Notti di coppe e di campioni e un’Udinese-Lazio da sballo

Le lacrime di delusione per i sogni sfumati contro Ajax, Barcellona e Arsenal e quelle di gioia per la cavalcata Champions di Guidolin: l’8 maggio 2011 finì 2-1

UDINE. È notte alta e sono sveglio. Come Eduardo De Crescenzo, quello di Ancora. Ancora calcio giocato, la stagione non è finita. Colpa della Copa America. Brasile a casa, Piris e il Paraguay in semifinale: la lotteria dei rigori tra gli sbuffi e una russata, poi la diretta tv passa la linea a una replica.

Sullo schermo c’è Totò Di Natale. Racconta la stagione della prima Champions dell’era Guidolin. Ancora. Sì, ancora un’altra ora davanti allo schermo piatto nel cuore della notte, perché quella primavera di quattro anni fa è davvero indimenticabile e culmina con lo scontro diretto che timbra il passaporto europeo: 8 maggio 2011, Udinese-Lazio 2-1.

Meglio questa di altre notti di coppe e di campioni (cit.) comunque vibranti. Perché chiuse con una lacrima sul campo. Il 4 novembre ’97 contro l’Ajax. O l’8 dicembre di otto anni dopo, col Barcellona.

Oppure il 24 agosto 2011, tre mesi dopo la sfida alla Lazio, quando l’Arsenal sbarrò il passo ai bianconeri. Ajax, Barça, Arsenal, che cacciabombardieri, che incrociatori da combattimento: mica poco per una “pilotina” del placido mare nostrum, del calcio italiano.

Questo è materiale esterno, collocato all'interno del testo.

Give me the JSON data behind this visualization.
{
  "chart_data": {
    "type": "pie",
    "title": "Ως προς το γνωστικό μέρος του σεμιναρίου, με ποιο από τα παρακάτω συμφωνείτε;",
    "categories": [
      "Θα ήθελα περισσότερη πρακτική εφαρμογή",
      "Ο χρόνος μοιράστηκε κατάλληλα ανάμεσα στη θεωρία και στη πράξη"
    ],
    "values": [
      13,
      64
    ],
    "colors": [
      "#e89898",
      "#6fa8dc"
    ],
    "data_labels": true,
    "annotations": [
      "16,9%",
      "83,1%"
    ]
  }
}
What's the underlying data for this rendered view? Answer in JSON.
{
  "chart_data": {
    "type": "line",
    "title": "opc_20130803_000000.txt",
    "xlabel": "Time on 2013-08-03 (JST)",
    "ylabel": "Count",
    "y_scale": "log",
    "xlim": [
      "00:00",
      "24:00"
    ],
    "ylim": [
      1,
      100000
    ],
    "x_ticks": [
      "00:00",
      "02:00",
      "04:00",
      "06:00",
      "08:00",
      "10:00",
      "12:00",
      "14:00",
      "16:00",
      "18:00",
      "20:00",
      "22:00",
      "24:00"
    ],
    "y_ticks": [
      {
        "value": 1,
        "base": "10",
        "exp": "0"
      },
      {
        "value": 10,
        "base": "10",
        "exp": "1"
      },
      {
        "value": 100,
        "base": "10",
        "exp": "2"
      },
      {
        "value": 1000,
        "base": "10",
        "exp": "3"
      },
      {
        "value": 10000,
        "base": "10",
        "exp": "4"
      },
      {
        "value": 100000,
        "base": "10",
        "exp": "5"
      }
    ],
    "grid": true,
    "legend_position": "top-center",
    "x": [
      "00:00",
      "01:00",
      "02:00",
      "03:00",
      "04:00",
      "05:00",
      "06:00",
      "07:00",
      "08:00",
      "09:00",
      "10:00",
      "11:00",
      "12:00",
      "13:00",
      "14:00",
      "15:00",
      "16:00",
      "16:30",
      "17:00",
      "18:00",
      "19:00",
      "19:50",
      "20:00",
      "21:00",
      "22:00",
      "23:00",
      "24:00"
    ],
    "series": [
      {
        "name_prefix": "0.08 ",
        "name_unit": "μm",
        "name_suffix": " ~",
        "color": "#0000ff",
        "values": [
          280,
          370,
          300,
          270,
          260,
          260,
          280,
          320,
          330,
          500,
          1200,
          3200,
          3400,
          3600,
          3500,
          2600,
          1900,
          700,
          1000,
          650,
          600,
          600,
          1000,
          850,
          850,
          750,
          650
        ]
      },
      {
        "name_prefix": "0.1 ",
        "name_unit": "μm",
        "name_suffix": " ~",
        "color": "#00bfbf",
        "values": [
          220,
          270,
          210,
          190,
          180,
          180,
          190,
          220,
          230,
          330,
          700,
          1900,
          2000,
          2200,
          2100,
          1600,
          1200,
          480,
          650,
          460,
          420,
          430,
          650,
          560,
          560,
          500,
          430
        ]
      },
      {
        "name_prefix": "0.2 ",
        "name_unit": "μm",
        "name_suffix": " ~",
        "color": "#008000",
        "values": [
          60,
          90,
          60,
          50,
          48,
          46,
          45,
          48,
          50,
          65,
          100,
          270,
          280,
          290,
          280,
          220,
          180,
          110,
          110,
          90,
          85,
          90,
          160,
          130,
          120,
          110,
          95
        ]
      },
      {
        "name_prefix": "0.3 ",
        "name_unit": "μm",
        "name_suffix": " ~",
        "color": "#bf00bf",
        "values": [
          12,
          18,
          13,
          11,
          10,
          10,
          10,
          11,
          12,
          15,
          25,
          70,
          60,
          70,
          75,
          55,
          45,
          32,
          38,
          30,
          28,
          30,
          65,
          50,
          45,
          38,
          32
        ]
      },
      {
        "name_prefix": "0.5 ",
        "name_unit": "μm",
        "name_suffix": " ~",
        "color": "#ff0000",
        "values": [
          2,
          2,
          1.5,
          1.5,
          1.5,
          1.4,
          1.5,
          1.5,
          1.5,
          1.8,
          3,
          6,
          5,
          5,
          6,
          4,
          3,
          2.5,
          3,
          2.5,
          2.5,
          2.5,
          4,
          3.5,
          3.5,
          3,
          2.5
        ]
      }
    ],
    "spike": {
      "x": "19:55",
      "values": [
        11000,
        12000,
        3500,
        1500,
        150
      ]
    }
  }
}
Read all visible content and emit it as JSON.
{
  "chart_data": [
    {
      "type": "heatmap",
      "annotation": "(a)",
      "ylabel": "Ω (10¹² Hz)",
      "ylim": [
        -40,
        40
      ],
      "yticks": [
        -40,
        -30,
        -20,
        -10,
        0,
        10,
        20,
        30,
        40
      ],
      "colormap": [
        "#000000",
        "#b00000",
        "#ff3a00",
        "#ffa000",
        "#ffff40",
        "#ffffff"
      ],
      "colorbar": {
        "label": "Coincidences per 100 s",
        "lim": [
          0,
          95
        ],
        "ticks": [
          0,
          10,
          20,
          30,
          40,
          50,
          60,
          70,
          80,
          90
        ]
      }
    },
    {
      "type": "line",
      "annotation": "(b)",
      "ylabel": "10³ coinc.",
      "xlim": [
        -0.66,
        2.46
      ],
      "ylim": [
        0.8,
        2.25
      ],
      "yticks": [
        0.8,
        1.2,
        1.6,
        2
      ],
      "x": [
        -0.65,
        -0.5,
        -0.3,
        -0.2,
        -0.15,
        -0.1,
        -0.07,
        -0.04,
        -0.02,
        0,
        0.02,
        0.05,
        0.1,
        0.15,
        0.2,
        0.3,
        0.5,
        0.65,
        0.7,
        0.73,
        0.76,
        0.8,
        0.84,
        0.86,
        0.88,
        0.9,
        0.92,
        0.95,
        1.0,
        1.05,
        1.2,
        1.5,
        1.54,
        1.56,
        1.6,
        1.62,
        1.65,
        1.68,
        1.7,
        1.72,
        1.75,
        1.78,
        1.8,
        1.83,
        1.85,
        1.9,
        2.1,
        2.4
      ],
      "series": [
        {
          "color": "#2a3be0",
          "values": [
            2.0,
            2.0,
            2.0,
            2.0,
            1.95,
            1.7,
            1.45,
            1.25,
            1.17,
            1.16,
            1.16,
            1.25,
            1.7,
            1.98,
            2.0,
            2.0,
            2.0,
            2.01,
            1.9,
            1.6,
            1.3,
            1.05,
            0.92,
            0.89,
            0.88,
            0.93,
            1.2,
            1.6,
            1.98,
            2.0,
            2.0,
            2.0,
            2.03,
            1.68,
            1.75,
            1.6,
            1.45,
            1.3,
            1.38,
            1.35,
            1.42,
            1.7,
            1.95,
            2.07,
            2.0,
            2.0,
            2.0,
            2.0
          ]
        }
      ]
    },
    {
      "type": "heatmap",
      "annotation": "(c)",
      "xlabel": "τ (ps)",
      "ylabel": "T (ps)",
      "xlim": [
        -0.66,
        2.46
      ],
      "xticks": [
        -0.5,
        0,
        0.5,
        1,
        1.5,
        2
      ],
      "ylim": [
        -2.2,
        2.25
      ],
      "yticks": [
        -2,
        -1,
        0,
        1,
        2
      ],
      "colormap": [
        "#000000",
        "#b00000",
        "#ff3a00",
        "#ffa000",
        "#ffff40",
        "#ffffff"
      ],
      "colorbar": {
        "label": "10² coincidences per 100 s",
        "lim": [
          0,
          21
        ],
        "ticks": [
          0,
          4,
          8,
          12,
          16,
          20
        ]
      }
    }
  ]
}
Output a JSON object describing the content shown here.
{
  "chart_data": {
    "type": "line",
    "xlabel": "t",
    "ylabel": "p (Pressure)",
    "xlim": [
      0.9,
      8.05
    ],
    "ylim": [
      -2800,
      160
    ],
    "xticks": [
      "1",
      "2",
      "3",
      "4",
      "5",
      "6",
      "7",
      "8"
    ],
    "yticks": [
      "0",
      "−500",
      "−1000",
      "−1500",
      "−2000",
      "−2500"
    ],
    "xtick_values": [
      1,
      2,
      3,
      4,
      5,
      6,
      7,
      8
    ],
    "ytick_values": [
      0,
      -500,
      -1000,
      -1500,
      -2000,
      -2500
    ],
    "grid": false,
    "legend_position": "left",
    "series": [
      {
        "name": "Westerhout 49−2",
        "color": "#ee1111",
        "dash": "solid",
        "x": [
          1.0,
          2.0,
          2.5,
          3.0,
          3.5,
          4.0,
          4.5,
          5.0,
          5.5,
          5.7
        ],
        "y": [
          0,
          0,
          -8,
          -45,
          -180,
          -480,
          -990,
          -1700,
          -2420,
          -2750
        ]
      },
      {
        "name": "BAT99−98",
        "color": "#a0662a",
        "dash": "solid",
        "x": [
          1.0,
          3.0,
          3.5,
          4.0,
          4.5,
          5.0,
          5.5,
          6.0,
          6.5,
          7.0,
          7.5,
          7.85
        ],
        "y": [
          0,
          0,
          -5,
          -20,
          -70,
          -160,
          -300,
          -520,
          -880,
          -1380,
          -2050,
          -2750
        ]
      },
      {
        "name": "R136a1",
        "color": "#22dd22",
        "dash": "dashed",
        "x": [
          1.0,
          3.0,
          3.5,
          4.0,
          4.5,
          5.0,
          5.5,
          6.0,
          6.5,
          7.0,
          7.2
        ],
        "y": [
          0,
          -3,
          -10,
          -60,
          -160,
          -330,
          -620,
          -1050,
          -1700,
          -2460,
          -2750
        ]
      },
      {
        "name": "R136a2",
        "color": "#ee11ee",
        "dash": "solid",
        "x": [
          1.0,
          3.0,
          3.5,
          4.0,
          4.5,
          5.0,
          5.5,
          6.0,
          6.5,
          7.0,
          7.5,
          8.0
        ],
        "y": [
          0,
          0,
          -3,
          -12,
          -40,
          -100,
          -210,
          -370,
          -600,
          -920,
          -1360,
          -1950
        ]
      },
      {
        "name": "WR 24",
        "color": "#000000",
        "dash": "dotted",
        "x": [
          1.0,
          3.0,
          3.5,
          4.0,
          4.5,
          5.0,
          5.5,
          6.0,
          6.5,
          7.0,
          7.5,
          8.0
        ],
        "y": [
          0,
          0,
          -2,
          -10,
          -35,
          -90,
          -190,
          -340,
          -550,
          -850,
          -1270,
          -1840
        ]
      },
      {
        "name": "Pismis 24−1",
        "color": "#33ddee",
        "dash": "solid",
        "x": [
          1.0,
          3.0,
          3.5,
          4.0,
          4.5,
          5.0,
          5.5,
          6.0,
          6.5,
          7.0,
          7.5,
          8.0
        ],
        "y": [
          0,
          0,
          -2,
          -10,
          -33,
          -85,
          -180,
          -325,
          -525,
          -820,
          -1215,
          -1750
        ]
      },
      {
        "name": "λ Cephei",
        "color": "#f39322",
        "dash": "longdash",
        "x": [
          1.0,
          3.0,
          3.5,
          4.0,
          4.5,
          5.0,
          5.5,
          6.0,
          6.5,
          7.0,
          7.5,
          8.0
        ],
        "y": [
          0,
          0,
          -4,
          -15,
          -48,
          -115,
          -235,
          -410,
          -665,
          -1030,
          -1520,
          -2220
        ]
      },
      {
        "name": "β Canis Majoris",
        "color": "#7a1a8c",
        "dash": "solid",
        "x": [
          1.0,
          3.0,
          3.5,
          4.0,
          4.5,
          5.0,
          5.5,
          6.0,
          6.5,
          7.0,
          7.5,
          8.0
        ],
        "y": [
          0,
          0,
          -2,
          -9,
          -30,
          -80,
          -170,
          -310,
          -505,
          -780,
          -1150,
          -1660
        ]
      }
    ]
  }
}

È quello che Pozzo può mettere sul piatto. «Ho vinto solo l’Intertoto, ma vi ho portato qui la crema dell’europallone e adesso vi restauro pure il teatro di un sogno».

Ecco il messaggio firmato dal nostro paròn. Grazie. Ma guardando le immagini di quella lunga cavalcata della magica primavera del Guido, restano nella testa, impresse poi nella memoria, le spalle dei bianconeri che corrono verso la curva per ringraziare i tifosi dopo l’ennesima vittoria.

Numeri e nomi. Soprattutto nomi. Peschiamo un po’ nel gruppo: Handanovic, Benatia, Zapata, Isla, Asamoah, Sanchez, Di Natale: quel giorno di maggio mancava Inler, ma importava poco o nulla, visto che in panchina Guidolin non pescò neppure Cuadrado o Denis.

Adesso scrutando con attenzione l’orizzonte che sarà tutto del “nostromo Colantuono” non vediamo neppure poche gocce dello stesso talento, soltanto le ultime fiammate di grandi campioni come Totò e uomini di calcio come Pinzi.

In definitiva è quella la grande preoccupazione di questi giorni caldi di mercato: fa pensare non vedere recapitare da Gino Pozzo, il dottor Livingstone dell’Udinese – si noti la scelta dell’esploratore inglese in onore della nuova frontera Watford –, altri talenti all’altezza del passato in Friuli.

Perché, in definitiva, chi erano tutti quei bianconeri prima dei giocare sotto l’arco dei Rizzi se nond ei “signori nessuno”? Chi erano Sanchez e Isla? Qui da noi diventarono un’oliatissima “catena di destra”fatta tutta in Cile. Il Niño Maravilla per El Huaso: cross e dopo 42 minuti di quella Udinese-Lazio Di Natale mette dentro una doppietta 2-0. Poi tanta Lazio, tanta sofferenza.

Flash. Angella stende Rocchi, Benatia si dispera mentre il super arbitro Rizzoli estrae il cartellino rosso. Espulsione e penalty.

Ma chi era Handanovic prima di approdare all’Udinese? È qui che è diventato il pararigori conosciuto in tutta Europa. Pernacchia di Zarate da dischetto e via a difendere il vantaggio per gli ultimi 22 minuti, a rendere inutile il gol di Kozak e reale la disperazione del “nemico” Edy Reja.

Sorpasso sulla Lazio. Che partita. Quasi una buonanotte ai sognatori con i tempi che corrono.